Он это очень, ну очень непросто произнес, и она быстро сказала:
– Стоп! Стоп-стоп-стоп! Давай. Излагай.
– Прямо сейчас?
– Да, да. Сам же позвонил. Вот и вперед.
– Хорошо, – послушно вздохнул он. – Значит, так. Вы сказали, что на первую премьеру «Чайки» в постановке Карпова был назначен бенефис Левкеевой, знаменитой комической актрисы, так?
– Так.
– Так, да не так! – воскликнул Костя Трефилов. – Там все было хитрей и вместе с тем проще, Анастасия Михайловна!
– Ну и как же? Погоди. Что у тебя там пищит?
– Где? А… Ой. Батарейка разряжается.
– Так. Ты где сейчас?
– Гуляю по Верхней.
– Отлично. Давай быстро ко мне. Адрес помнишь?
Глупый вопрос! Он же вчера был у нее на кружке. Вместе с шестью другими ребятами и девочками. Вчера, и в предыдущую пятницу, и еще раз двадцать до того. «Член моего кружка», – вдруг вспомнила Анастасия Михайловна старинный полупристойный анекдот, который ей рассказывала мама, а маме – бабушка, а бабушке – бабушкина мама. То есть анекдот Серебряного века, черт знает что… «Некий господин возвращается со службы домой и видит: его жена-декадентка в античной тунике возлежит на диване, а вокруг какие-то господа пьют вино и декламируют стихи Игоря Северянина. Что это? – изумляется муж. Ах, милый, это члены моего кружка!.. А через неделю его жена возвращается домой с загородной прогулки и видит: ее муж в античной тоге возлежит на диване, а вокруг какие-то красавицы в туниках, пьют вино и хохочут. Что это? – возмущается жена. Ах, милая, это кружки моего члена!..» Фу, какая пошлость. Она пошлепала себя ладонями по щекам.
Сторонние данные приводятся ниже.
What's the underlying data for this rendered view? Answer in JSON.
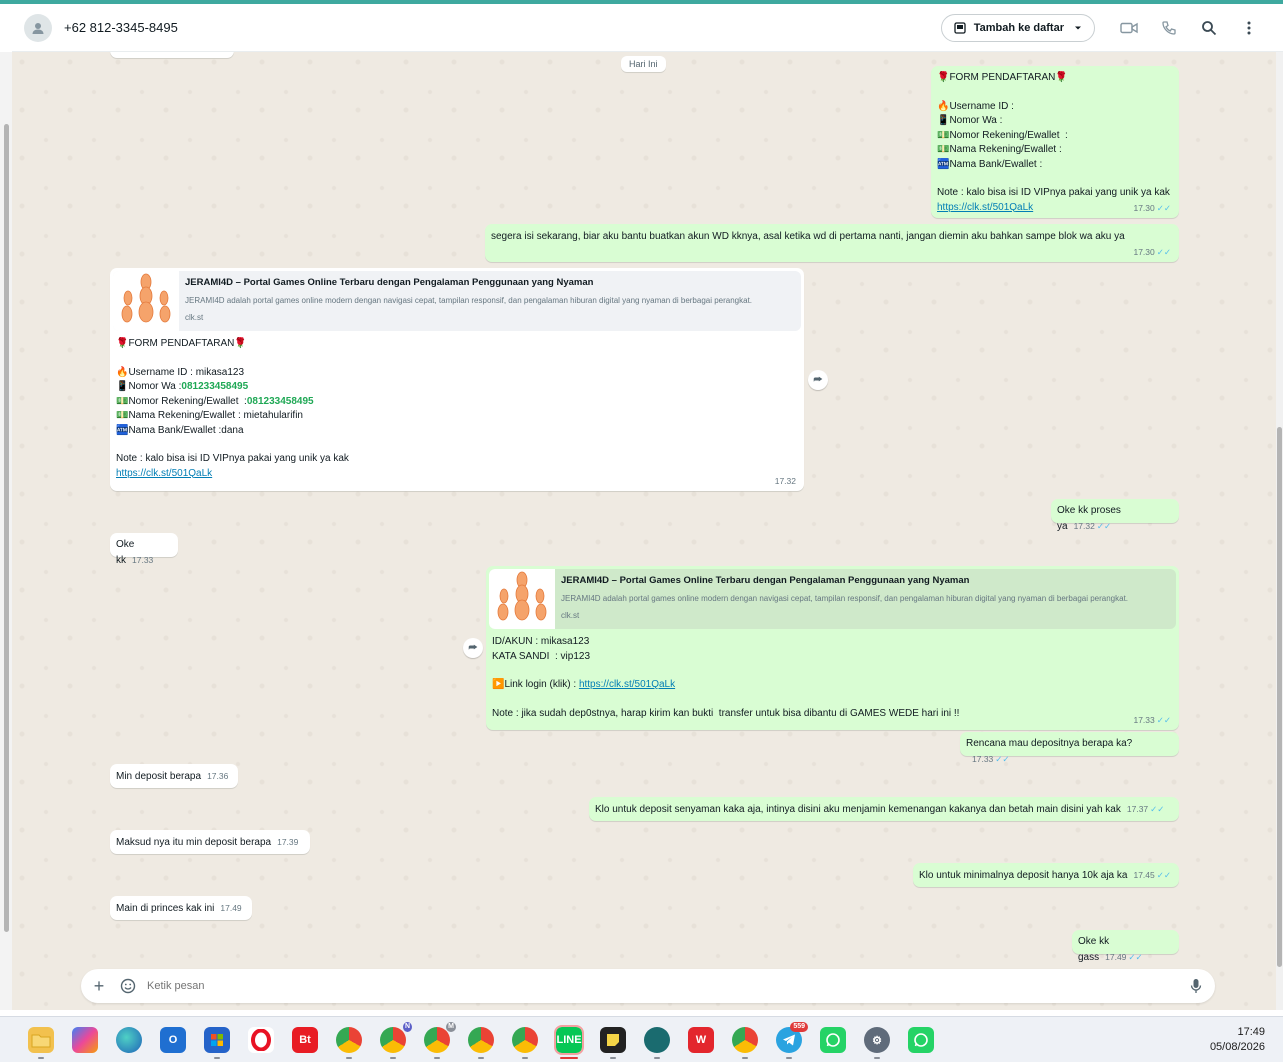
{
  "header": {
    "contact_name": "+62 812-3345-8495",
    "add_to_list_label": "Tambah ke daftar",
    "icons": [
      "video-icon",
      "phone-icon",
      "search-icon",
      "menu-dots-icon"
    ]
  },
  "chat": {
    "date_divider": "Hari Ini",
    "messages": {
      "m1": {
        "direction": "out",
        "emoji_rose": "🌹",
        "form_title": "FORM PENDAFTARAN",
        "line_username": "Username ID :",
        "line_nomor_wa": "Nomor Wa :",
        "line_rekening": "Nomor Rekening/Ewallet  :",
        "line_nama_rekening": "Nama Rekening/Ewallet :",
        "line_bank": "Nama Bank/Ewallet :",
        "note": "Note : kalo bisa isi ID VIPnya pakai yang unik ya kak",
        "link": "https://clk.st/501QaLk",
        "time": "17.30"
      },
      "m2": {
        "direction": "out",
        "text": "segera isi sekarang, biar aku bantu buatkan akun WD kknya, asal ketika wd di pertama nanti, jangan diemin aku bahkan sampe blok wa aku ya",
        "time": "17.30"
      },
      "m3": {
        "direction": "in",
        "preview_title": "JERAMI4D – Portal Games Online Terbaru dengan Pengalaman Penggunaan yang Nyaman",
        "preview_desc": "JERAMI4D adalah portal games online modern dengan navigasi cepat, tampilan responsif, dan pengalaman hiburan digital yang nyaman di berbagai perangkat.",
        "preview_host": "clk.st",
        "form_title": "FORM PENDAFTARAN",
        "line_username": "Username ID : mikasa123",
        "label_nomor_wa": "Nomor Wa :",
        "value_nomor_wa": "081233458495",
        "label_rekening": "Nomor Rekening/Ewallet  :",
        "value_rekening": "081233458495",
        "line_nama_rekening": "Nama Rekening/Ewallet : mietahularifin",
        "line_bank": "Nama Bank/Ewallet :dana",
        "note": "Note : kalo bisa isi ID VIPnya pakai yang unik ya kak",
        "link": "https://clk.st/501QaLk",
        "time": "17.32"
      },
      "m4": {
        "direction": "out",
        "text": "Oke kk proses ya",
        "time": "17.32"
      },
      "m5": {
        "direction": "in",
        "text": "Oke kk",
        "time": "17.33"
      },
      "m6": {
        "direction": "out",
        "preview_title": "JERAMI4D – Portal Games Online Terbaru dengan Pengalaman Penggunaan yang Nyaman",
        "preview_desc": "JERAMI4D adalah portal games online modern dengan navigasi cepat, tampilan responsif, dan pengalaman hiburan digital yang nyaman di berbagai perangkat.",
        "preview_host": "clk.st",
        "line_id": "ID/AKUN : mikasa123",
        "line_pass": "KATA SANDI  : vip123",
        "login_label": "Link login (klik) :",
        "link": "https://clk.st/501QaLk",
        "note": "Note : jika sudah dep0stnya, harap kirim kan bukti  transfer untuk bisa dibantu di GAMES WEDE hari ini !!",
        "time": "17.33"
      },
      "m7": {
        "direction": "out",
        "text": "Rencana mau depositnya berapa ka?",
        "time": "17.33"
      },
      "m8": {
        "direction": "in",
        "text": "Min deposit berapa",
        "time": "17.36"
      },
      "m9": {
        "direction": "out",
        "text": "Klo untuk deposit senyaman kaka aja, intinya disini aku menjamin kemenangan kakanya dan betah main disini yah kak",
        "time": "17.37"
      },
      "m10": {
        "direction": "in",
        "text": "Maksud nya itu min deposit berapa",
        "time": "17.39"
      },
      "m11": {
        "direction": "out",
        "text": "Klo untuk minimalnya deposit hanya 10k aja ka",
        "time": "17.45"
      },
      "m12": {
        "direction": "in",
        "text": "Main di princes kak ini",
        "time": "17.49"
      },
      "m13": {
        "direction": "out",
        "text": "Oke kk gass",
        "time": "17.49"
      }
    }
  },
  "composer": {
    "placeholder": "Ketik pesan"
  },
  "taskbar": {
    "clock_time": "17:49",
    "clock_date": "05/08/2026",
    "bt_label": "Bt",
    "telegram_badge": "559",
    "chrome_n_label": "N",
    "chrome_m_label": "M"
  },
  "colors": {
    "outgoing_bubble": "#d9fdd3",
    "incoming_bubble": "#ffffff",
    "chat_background": "#efeae2",
    "link": "#027eb5",
    "read_ticks": "#53bdeb"
  }
}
– Вы нам объясняли, – говорил Костя Трефилов, стоя в дверном проеме (он так и не прошел из прихожей в комнату, так и не снял кроссовок, хотя Анастасия Михайловна предлагала), – объясняли нам, что Левкеева была комической актрисой и что назначение ее бенефиса на премьеру «Чайки» было ошибкой. Потому что какая из Левкеевой чеховская героиня? Нина? Аркадина? Маша? И поэтому, дескать, премьера провалилась. Так и в учебнике написано, да? А на самом деле все было не так.
– А как?
– Водевиль с Левкеевой шел после «Чайки»! После, понимаете? Тогда часто было так, сначала серьезная пьеса, а потом водевиль для смеха. «Счастливый день», сочинение Соловьева! Левкеева играла какую-то жену почтмейстера. И все ее ждали. Ждали, когда начнется комедия. И наплевали на «Чайку». Хотя там играла сама Комиссаржевская!
– Откуда ты все знаешь?
– В интернете нарыл. Это было почти как случай с Васильевым и Высоцким. Слышали?
– Нет. Может, все-таки войдешь или хоть присядешь?
Анастасия Михайловна прошлась по комнате, взяла стул, поставила рядом с ним. Костя помотал головой. Тогда она села сама и посмотрела на него снизу вверх.
– Там была такая история, – Костя рассказывал увлеченно. – Высоцкий выступал вместе с режиссером Васильевым. Они были друзья, Анатолий Васильев был классный режиссер, очень знаменитый… Он, кстати, жив! Он был большой друг Высоцкого. Да, это я уже говорил. В общем, решили, что Васильев выступает сначала, а Высоцкий потом. Только Васильев вышел и начал говорить, весь зал зашумел, закричал: «Высоцкого! Высоцкого хотим!» Потом скандал был, Высоцкий отказался выступать, говорит: «Вы моего друга обидели, не буду вам петь!», но не суть. Главное, вся ситуация типа этого. Пришли на Левкееву, посмеяться, а им тут «Чайку» подсунули… Вот так.